Pew Research survey indicates immense support for recreational or medical cannabis legalization among U.S. residents


Bethan Rose Jenkins, Cannabis News Writer/Editorial

As more U.S. states introduce legal weed laws, an increasing number of Americans are choosing to support recreational and/or medical cannabis legalization. 

In fact, a new survey carried out by Pew Research Center from April 5-11, 2021 indicates that 91 percent of U.S. adults want to see cannabis reform laws enacted, whereas 31 percent want to see medical cannabis laws introduced.

Between the years 2000 and 2019, the amount of Americans who felt that cannabis should be legalized in the U.S. more than doubled. Conversely, less than one-in-ten (eight percent) American adults think that cannabis should not be legalized for adult-use purposes.

These findings emerge amid a wave of legislative considerations by congressional Democrats that could essentially decriminalize cannabis on a nationwide scale. Let’s find out what else the Pew Research team discovered.

5,109 U.S. adults were surveyed on cannabis reform in the U.S.

At the beginning of April, a total of 5,109 adults partook in Pew’s study on cannabis reform in the U.S. Every single adult is a certified member of the Center’s American Trends Panel (ATP). This online survey panel features data from a national, random sampling of residential addresses.

Data gleaned for this survey on cannabis reform in the U.S. features categorized responses that represent the American adult population. Examples of those categories are as follows:

  • Education
  • Ethnicity
  • Gender
  • Race
  • Partisan affiliation

A key takeaway from this survey on cannabis reform in the U.S. is that older adults are much less likely to support cannabis legalization for recreational use than younger adults. 
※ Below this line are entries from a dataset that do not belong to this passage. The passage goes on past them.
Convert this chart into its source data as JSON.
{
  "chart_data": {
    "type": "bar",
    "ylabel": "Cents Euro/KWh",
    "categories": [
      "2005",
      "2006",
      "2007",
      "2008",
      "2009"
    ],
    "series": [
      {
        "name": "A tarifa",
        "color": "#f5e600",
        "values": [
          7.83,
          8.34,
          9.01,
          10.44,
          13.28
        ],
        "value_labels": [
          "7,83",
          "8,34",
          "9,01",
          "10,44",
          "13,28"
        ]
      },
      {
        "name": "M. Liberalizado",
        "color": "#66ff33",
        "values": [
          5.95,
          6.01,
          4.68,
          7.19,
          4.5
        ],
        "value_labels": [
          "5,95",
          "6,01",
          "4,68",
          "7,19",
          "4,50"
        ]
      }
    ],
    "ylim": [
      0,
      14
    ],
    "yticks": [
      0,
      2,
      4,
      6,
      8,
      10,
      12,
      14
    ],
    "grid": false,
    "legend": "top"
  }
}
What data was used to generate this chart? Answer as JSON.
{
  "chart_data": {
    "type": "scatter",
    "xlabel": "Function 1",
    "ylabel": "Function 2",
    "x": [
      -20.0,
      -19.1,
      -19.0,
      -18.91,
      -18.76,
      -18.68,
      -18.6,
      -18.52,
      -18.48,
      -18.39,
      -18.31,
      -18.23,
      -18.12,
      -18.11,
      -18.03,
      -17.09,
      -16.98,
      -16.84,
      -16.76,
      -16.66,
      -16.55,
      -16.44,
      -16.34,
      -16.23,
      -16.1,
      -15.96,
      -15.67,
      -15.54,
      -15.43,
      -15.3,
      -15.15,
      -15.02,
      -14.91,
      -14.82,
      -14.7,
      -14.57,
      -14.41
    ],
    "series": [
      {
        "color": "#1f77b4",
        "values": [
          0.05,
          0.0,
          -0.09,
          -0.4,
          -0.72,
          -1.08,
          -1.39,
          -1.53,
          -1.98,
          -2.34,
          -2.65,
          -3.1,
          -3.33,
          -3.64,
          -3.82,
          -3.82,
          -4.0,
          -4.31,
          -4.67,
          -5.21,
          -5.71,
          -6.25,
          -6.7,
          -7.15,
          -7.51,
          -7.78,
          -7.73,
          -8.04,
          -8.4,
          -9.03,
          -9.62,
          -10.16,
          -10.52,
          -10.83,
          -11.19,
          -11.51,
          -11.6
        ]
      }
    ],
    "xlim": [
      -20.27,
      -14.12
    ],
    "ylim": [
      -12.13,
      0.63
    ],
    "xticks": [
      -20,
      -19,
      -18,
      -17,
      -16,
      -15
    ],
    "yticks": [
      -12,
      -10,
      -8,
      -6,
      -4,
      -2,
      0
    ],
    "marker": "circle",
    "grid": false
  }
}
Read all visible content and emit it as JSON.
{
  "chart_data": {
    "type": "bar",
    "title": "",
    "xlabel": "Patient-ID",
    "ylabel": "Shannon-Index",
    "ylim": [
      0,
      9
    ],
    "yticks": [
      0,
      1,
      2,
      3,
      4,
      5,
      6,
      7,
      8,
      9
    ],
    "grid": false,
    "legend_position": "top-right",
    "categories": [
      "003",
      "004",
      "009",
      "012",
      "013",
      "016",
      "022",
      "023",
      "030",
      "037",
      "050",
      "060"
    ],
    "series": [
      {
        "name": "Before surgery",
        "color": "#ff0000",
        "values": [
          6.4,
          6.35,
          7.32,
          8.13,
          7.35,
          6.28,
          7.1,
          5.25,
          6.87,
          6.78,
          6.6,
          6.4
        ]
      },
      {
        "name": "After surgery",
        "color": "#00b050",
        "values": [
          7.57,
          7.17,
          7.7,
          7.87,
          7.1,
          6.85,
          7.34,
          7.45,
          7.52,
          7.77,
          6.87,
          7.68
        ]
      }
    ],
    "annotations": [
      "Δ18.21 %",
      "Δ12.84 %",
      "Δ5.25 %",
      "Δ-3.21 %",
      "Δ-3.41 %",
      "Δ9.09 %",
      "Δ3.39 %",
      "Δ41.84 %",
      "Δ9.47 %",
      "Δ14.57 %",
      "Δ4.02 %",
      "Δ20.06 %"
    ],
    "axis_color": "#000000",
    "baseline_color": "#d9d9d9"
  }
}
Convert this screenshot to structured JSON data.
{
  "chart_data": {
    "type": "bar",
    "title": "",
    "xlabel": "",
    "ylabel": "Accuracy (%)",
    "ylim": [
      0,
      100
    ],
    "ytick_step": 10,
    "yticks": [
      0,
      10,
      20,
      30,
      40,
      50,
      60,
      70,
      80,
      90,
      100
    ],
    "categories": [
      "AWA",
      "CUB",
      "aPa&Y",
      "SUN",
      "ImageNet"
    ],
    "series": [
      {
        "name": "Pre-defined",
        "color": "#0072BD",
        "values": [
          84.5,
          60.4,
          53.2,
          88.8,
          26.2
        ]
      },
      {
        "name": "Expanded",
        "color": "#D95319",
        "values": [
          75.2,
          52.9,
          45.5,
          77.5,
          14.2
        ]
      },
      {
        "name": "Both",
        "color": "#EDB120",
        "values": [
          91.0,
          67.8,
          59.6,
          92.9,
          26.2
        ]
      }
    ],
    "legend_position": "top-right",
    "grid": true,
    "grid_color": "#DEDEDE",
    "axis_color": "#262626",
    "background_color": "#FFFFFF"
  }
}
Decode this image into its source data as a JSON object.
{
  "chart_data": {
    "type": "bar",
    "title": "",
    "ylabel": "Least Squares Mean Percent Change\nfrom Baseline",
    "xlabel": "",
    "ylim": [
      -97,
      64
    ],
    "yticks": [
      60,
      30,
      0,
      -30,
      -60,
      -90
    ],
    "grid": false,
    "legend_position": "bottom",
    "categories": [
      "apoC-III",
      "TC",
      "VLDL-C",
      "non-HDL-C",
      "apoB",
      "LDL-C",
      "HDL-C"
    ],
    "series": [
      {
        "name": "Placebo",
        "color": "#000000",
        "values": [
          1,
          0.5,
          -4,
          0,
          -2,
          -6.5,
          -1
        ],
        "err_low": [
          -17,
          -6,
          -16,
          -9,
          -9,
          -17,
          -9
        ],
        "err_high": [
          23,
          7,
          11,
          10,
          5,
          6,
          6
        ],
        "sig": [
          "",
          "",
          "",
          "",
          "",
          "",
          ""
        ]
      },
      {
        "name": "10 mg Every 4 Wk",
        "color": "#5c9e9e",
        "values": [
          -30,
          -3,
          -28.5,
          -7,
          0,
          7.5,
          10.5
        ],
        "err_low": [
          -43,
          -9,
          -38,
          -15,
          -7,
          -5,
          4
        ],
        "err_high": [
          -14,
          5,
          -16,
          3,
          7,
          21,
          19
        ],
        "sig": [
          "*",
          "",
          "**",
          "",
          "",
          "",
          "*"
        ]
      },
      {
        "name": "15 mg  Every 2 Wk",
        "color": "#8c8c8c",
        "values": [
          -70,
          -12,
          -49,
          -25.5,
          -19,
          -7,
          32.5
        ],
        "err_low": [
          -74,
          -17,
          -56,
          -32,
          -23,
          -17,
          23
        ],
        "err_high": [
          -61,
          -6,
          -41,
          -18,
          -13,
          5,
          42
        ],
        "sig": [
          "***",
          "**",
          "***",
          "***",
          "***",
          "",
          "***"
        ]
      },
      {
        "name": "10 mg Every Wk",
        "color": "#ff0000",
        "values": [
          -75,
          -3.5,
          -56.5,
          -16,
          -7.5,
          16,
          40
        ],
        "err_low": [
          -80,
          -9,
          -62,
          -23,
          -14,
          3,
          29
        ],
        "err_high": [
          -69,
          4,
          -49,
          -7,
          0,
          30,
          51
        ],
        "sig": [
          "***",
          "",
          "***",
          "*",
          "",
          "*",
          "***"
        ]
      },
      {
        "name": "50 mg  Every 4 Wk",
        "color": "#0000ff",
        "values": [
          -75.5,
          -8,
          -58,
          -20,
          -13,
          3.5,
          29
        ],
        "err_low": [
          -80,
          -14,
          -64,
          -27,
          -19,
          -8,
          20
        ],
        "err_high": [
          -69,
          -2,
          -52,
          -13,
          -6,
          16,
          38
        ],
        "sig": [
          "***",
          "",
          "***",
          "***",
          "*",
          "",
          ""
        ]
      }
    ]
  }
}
This view rings true among adults aged 75 and above, with a mere 32 percent saying that cannabis should be legalized for both medical and recreational use.

Meanwhile, 53 percent of adults aged 65 to 74 say that the green plant should be legalized for recreational and medical purposes, while 70 percent of adults below the age of 30 support the idea of cannabis reform in the U.S.

Racial, ethnic and political differences in views of legalizing cannabis

Approximately two-thirds of white (63 percent) and black (65 percent) adults think that medical and recreational cannabis ought to be legalized. Comparatively, 43 percent of Asian adults and 52 percent of Hispanic adults share the same view on cannabis reform in the U.S.

In terms of differing views from political parties, 63 percent of Republicans aged 18 to 23 favor recreational and medical cannabis legalization, whereas 53 percent of those aged 30 to 49 and 48 percent of those aged 50 to 64 support cannabis reform. Conversely, just a quarter of Republicans 65 and older (27 percent) back the idea of legal weed.

On the other side of the playing field, approximately three-quarters of Democrats aged 18 to 29 (78 percent) favor medical and recreational cannabis legalization, whereas 64 percent of Democrats aged 65 and older share this view. Around 73 percent of Democrats in the 30-49 age group support cannabis reform in the U.S., as well as 70 percent of 50 to 64 year-old Democrats. 

Republicans are less likely to support recreational cannabis legalization than Democrats, with 47 percent of Republicans and Republican-leaning independents favoring medical and recreational cannabis. Moreover, 40 percent say that the plant should only be legalized for medical purposes. 

Correspondingly, 72 percent of Democrats and Democratic leaners want legal recreational and medical cannabis, while an additional 23 percent only support the idea of legal medical cannabis.

Approximately four-in-ten conservative Republicans (39 percent) feel that cannabis should be legalized for medical and recreational purposes, whereas a 60 percent majority of moderate and liberal Republicans share the same view.

Finally, almost two-thirds of conservative and moderate Democrats (63 percent) and 82 percent of liberal Democrats believe that medical and recreational cannabis should be legalized.